Au fond, la CGT est encore la centrale syndicale de la génération singulière(4) de la grande usine, née dans l’entre-deux-guerres. Elle peine à analyser la société des « trente glorieuses », d’autant plus que la décennie 55-65 a été largement dominée par la théorie de la « paupérisation absolue » que le PCF a fait avaler à la CGT. Cette intériorisation d’une sorte de loi d’airain du niveau de vie ouvrier contribue d’ailleurs sans doute encore davantage qu’à l’accoutumée à focaliser les analyses et les revendications sur le thème de la rémunération, qui n’est plus forcément le seul problème prioritaire aux yeux des salariés des “trente glorieuses”. Alors que “la revendication salariale représente, pour la CGT, le principe de l’action syndicale, c’est-à-dire son commencement et son fondement(5)”, l’horizon de la “société salariale”, au fur et à mesure qu’il s’approfondit, rend la question de la rétribution directe un peu moins pressante, en tout cas moins omniprésente dans l’esprit du monde ouvrier et salarié. Par exemple, la durée du travail, au travers notamment de l’abaissement de l’âge de la retraite, focalise de plus en plus l’attention, se fait plus présente dans les grèves(6). Le mouvement social communiste ne se désintéresse certes pas de ces problèmes. Mais il demeure ancré à des griefs qui, s’ils correspondent sans doute à l’état d’esprit de la génération du Front populaire dont il est le catalyseur, ne sont plus les seuls à intéresser la génération des “trente glorieuses”, celle des jeunes OS, des femmes, des néo-urbains, des immigrés ou, surtout, des salariés du tertiaire en expansion.
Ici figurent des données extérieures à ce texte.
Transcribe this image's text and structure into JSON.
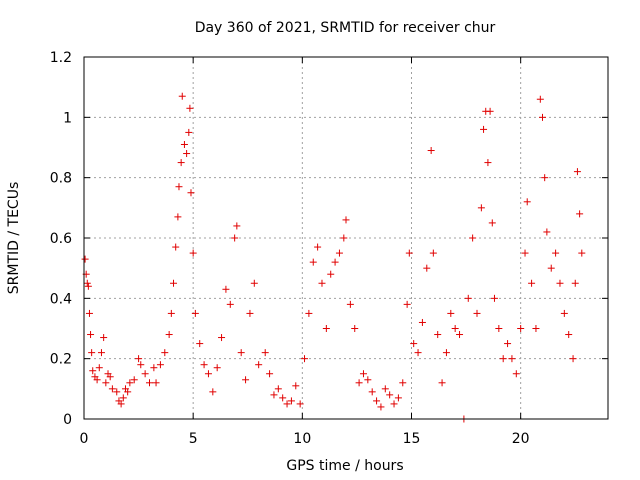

L’enquête sur l’ouvrier français en 1970 montre par exemple qu’une “hausse des salaires respectant l’éventail actuel” des rémunérations, réclamée par la CGT, n’est pas jugée prioritaire. Et la moins urgente des revendications selon les ouvriers interrogés, celle de la nationalisation des grands secteurs de production, constitue l’un des piliers du programme d’action de la CGT(7).
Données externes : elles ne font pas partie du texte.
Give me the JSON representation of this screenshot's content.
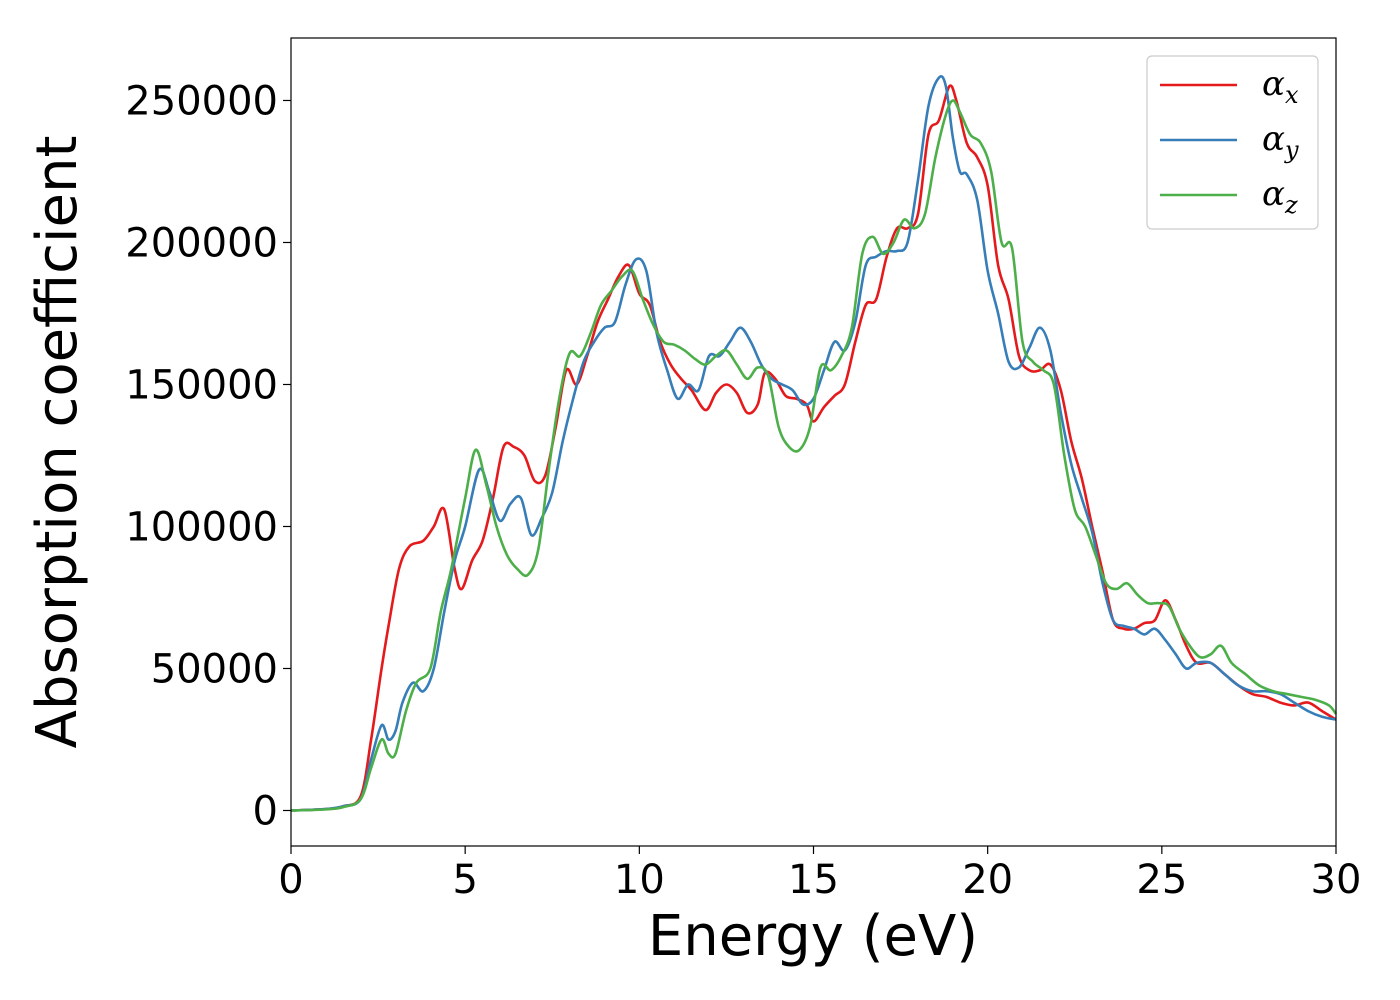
{
  "chart_data": {
    "type": "line",
    "title": "",
    "xlabel": "Energy (eV)",
    "ylabel": "Absorption coefficient",
    "xlim": [
      0,
      30
    ],
    "ylim": [
      -12500,
      272000
    ],
    "xticks": [
      0,
      5,
      10,
      15,
      20,
      25,
      30
    ],
    "yticks": [
      0,
      50000,
      100000,
      150000,
      200000,
      250000
    ],
    "xtick_labels": [
      "0",
      "5",
      "10",
      "15",
      "20",
      "25",
      "30"
    ],
    "ytick_labels": [
      "0",
      "50000",
      "100000",
      "150000",
      "200000",
      "250000"
    ],
    "grid": false,
    "legend_position": "top-right",
    "series": [
      {
        "name": "α_x",
        "legend_base": "α",
        "legend_sub": "x",
        "color": "#e41a1c",
        "x": [
          0,
          1,
          1.5,
          2,
          2.3,
          2.6,
          2.8,
          3.1,
          3.4,
          3.8,
          4.1,
          4.4,
          4.7,
          4.9,
          5.2,
          5.5,
          5.8,
          6.1,
          6.4,
          6.7,
          7.0,
          7.3,
          7.6,
          7.9,
          8.2,
          8.5,
          8.8,
          9.1,
          9.4,
          9.7,
          10.0,
          10.3,
          10.6,
          10.9,
          11.2,
          11.5,
          11.9,
          12.2,
          12.5,
          12.8,
          13.1,
          13.4,
          13.6,
          13.9,
          14.2,
          14.5,
          14.8,
          15.0,
          15.3,
          15.6,
          15.9,
          16.2,
          16.5,
          16.8,
          17.1,
          17.4,
          17.7,
          18.0,
          18.3,
          18.6,
          18.9,
          19.1,
          19.4,
          19.7,
          20.0,
          20.3,
          20.6,
          20.9,
          21.2,
          21.5,
          21.8,
          22.1,
          22.4,
          22.7,
          23.0,
          23.3,
          23.6,
          23.9,
          24.2,
          24.5,
          24.8,
          25.1,
          25.4,
          25.7,
          26.0,
          26.4,
          26.8,
          27.2,
          27.6,
          28.0,
          28.4,
          28.8,
          29.2,
          29.6,
          30.0
        ],
        "values": [
          0,
          500,
          1500,
          5000,
          25000,
          50000,
          65000,
          85000,
          93000,
          95000,
          100000,
          106000,
          85000,
          78000,
          88000,
          95000,
          110000,
          128000,
          128000,
          125000,
          116000,
          118000,
          135000,
          155000,
          150000,
          160000,
          172000,
          180000,
          188000,
          192000,
          182000,
          178000,
          165000,
          157000,
          152000,
          148000,
          141000,
          147000,
          150000,
          147000,
          140000,
          143000,
          154000,
          152000,
          146000,
          145000,
          143000,
          137000,
          142000,
          146000,
          150000,
          165000,
          178000,
          180000,
          195000,
          205000,
          205000,
          210000,
          238000,
          243000,
          255000,
          250000,
          235000,
          230000,
          220000,
          192000,
          180000,
          160000,
          155000,
          155000,
          157000,
          148000,
          130000,
          117000,
          100000,
          84000,
          67000,
          64000,
          64000,
          66000,
          67000,
          74000,
          67000,
          58000,
          52000,
          52000,
          48000,
          44000,
          41000,
          40000,
          38000,
          37000,
          38000,
          35000,
          32000
        ]
      },
      {
        "name": "α_y",
        "legend_base": "α",
        "legend_sub": "y",
        "color": "#377eb8",
        "x": [
          0,
          1,
          1.5,
          2,
          2.3,
          2.6,
          2.8,
          3.0,
          3.2,
          3.5,
          3.8,
          4.1,
          4.4,
          4.7,
          5.0,
          5.4,
          5.7,
          6.0,
          6.3,
          6.6,
          6.9,
          7.2,
          7.5,
          7.8,
          8.1,
          8.4,
          8.7,
          9.0,
          9.3,
          9.6,
          9.9,
          10.2,
          10.5,
          10.8,
          11.1,
          11.4,
          11.7,
          12.0,
          12.3,
          12.6,
          12.9,
          13.2,
          13.5,
          13.8,
          14.1,
          14.4,
          14.7,
          15.0,
          15.3,
          15.6,
          15.9,
          16.2,
          16.5,
          16.8,
          17.1,
          17.4,
          17.7,
          18.0,
          18.3,
          18.6,
          18.8,
          19.0,
          19.2,
          19.4,
          19.7,
          20.0,
          20.3,
          20.6,
          20.9,
          21.2,
          21.5,
          21.8,
          22.1,
          22.4,
          22.7,
          23.0,
          23.3,
          23.6,
          23.9,
          24.2,
          24.5,
          24.8,
          25.1,
          25.4,
          25.7,
          26.0,
          26.4,
          26.8,
          27.2,
          27.6,
          28.0,
          28.4,
          28.8,
          29.2,
          29.6,
          30.0
        ],
        "values": [
          0,
          500,
          1500,
          4000,
          18000,
          30000,
          25000,
          28000,
          38000,
          45000,
          42000,
          50000,
          70000,
          88000,
          100000,
          120000,
          112000,
          102000,
          108000,
          110000,
          97000,
          103000,
          112000,
          130000,
          145000,
          158000,
          165000,
          170000,
          172000,
          185000,
          194000,
          190000,
          168000,
          155000,
          145000,
          150000,
          148000,
          160000,
          160000,
          165000,
          170000,
          165000,
          157000,
          152000,
          150000,
          148000,
          143000,
          145000,
          155000,
          165000,
          162000,
          172000,
          192000,
          195000,
          197000,
          197000,
          200000,
          222000,
          248000,
          258000,
          255000,
          237000,
          225000,
          224000,
          215000,
          190000,
          175000,
          158000,
          156000,
          163000,
          170000,
          162000,
          140000,
          122000,
          110000,
          98000,
          80000,
          67000,
          65000,
          64000,
          62000,
          64000,
          60000,
          55000,
          50000,
          52000,
          52000,
          48000,
          44000,
          42000,
          42000,
          41000,
          38000,
          35000,
          33000,
          32000
        ]
      },
      {
        "name": "α_z",
        "legend_base": "α",
        "legend_sub": "z",
        "color": "#4daf4a",
        "x": [
          0,
          1,
          1.5,
          2,
          2.3,
          2.6,
          2.8,
          3.0,
          3.3,
          3.6,
          4.0,
          4.3,
          4.6,
          5.0,
          5.3,
          5.6,
          5.9,
          6.2,
          6.5,
          6.8,
          7.1,
          7.4,
          7.7,
          8.0,
          8.3,
          8.6,
          8.9,
          9.2,
          9.5,
          9.8,
          10.1,
          10.4,
          10.7,
          11.0,
          11.3,
          11.6,
          11.9,
          12.2,
          12.5,
          12.8,
          13.1,
          13.4,
          13.7,
          14.0,
          14.3,
          14.6,
          14.9,
          15.2,
          15.5,
          15.8,
          16.1,
          16.4,
          16.7,
          17.0,
          17.3,
          17.6,
          17.9,
          18.2,
          18.5,
          18.8,
          19.0,
          19.2,
          19.5,
          19.8,
          20.1,
          20.4,
          20.7,
          21.0,
          21.3,
          21.6,
          21.9,
          22.2,
          22.5,
          22.8,
          23.1,
          23.4,
          23.7,
          24.0,
          24.3,
          24.6,
          24.9,
          25.2,
          25.5,
          25.8,
          26.1,
          26.4,
          26.7,
          27.0,
          27.4,
          27.8,
          28.2,
          28.6,
          29.0,
          29.4,
          29.8,
          30.0
        ],
        "values": [
          0,
          400,
          1200,
          4000,
          15000,
          25000,
          20000,
          20000,
          35000,
          45000,
          50000,
          70000,
          85000,
          110000,
          127000,
          115000,
          100000,
          90000,
          85000,
          83000,
          92000,
          120000,
          145000,
          161000,
          160000,
          168000,
          178000,
          183000,
          188000,
          190000,
          180000,
          171000,
          165000,
          164000,
          162000,
          159000,
          157000,
          160000,
          162000,
          157000,
          152000,
          156000,
          153000,
          135000,
          128000,
          127000,
          135000,
          156000,
          155000,
          160000,
          170000,
          196000,
          202000,
          196000,
          200000,
          208000,
          205000,
          210000,
          230000,
          245000,
          250000,
          246000,
          238000,
          235000,
          225000,
          200000,
          198000,
          165000,
          158000,
          155000,
          150000,
          125000,
          106000,
          100000,
          90000,
          80000,
          78000,
          80000,
          76000,
          73000,
          73000,
          72000,
          64000,
          58000,
          54000,
          55000,
          58000,
          52000,
          48000,
          44000,
          42000,
          41000,
          40000,
          39000,
          37000,
          34000
        ]
      }
    ]
  }
}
La confédération cégétiste reproduit des orientations et un discours revendicatifs qui s’appuient sur les valeurs de la “génération singulière”. Celle-ci parvient certes à les transmettre à une partie de la jeunesse ouvrière, comme en témoigne le renouvellement militant de la CGT et du PCF après 1968, dont l’audience glisse vers des catégories plus jeunes(8). Mais ces valeurs paraissent moins correspondre aux aspirations des couches nouvelles d’ouvriers et de salariés, qui se rassemblent alors plus aisément, par exemple, au sein de la CFDT(9). On pourrait en vouloir pour illustration le déclin électoral de la CGT qui, entre 1966/1967 et 1978/1979, ne cesse de reculer aux élections aux Comités d’entreprise : elle passe, globalement, de 48,8 % à 36,8 %(10), et tombe, dans le collège ouvriers-employés, de 55,8 % à 42,9 %(11). Il semble bien, comme l’écrit Gérard Noiriel, que “l’adéquation entre une génération, une organisation et une série d’événements fondateurs ayant profondément marqués la mémoire collective, qui avait favorisé l’unification des représentations politiques et la mobilisation du groupe derrière le parti communiste, n’a pas joué pour la génération suivante(12)”.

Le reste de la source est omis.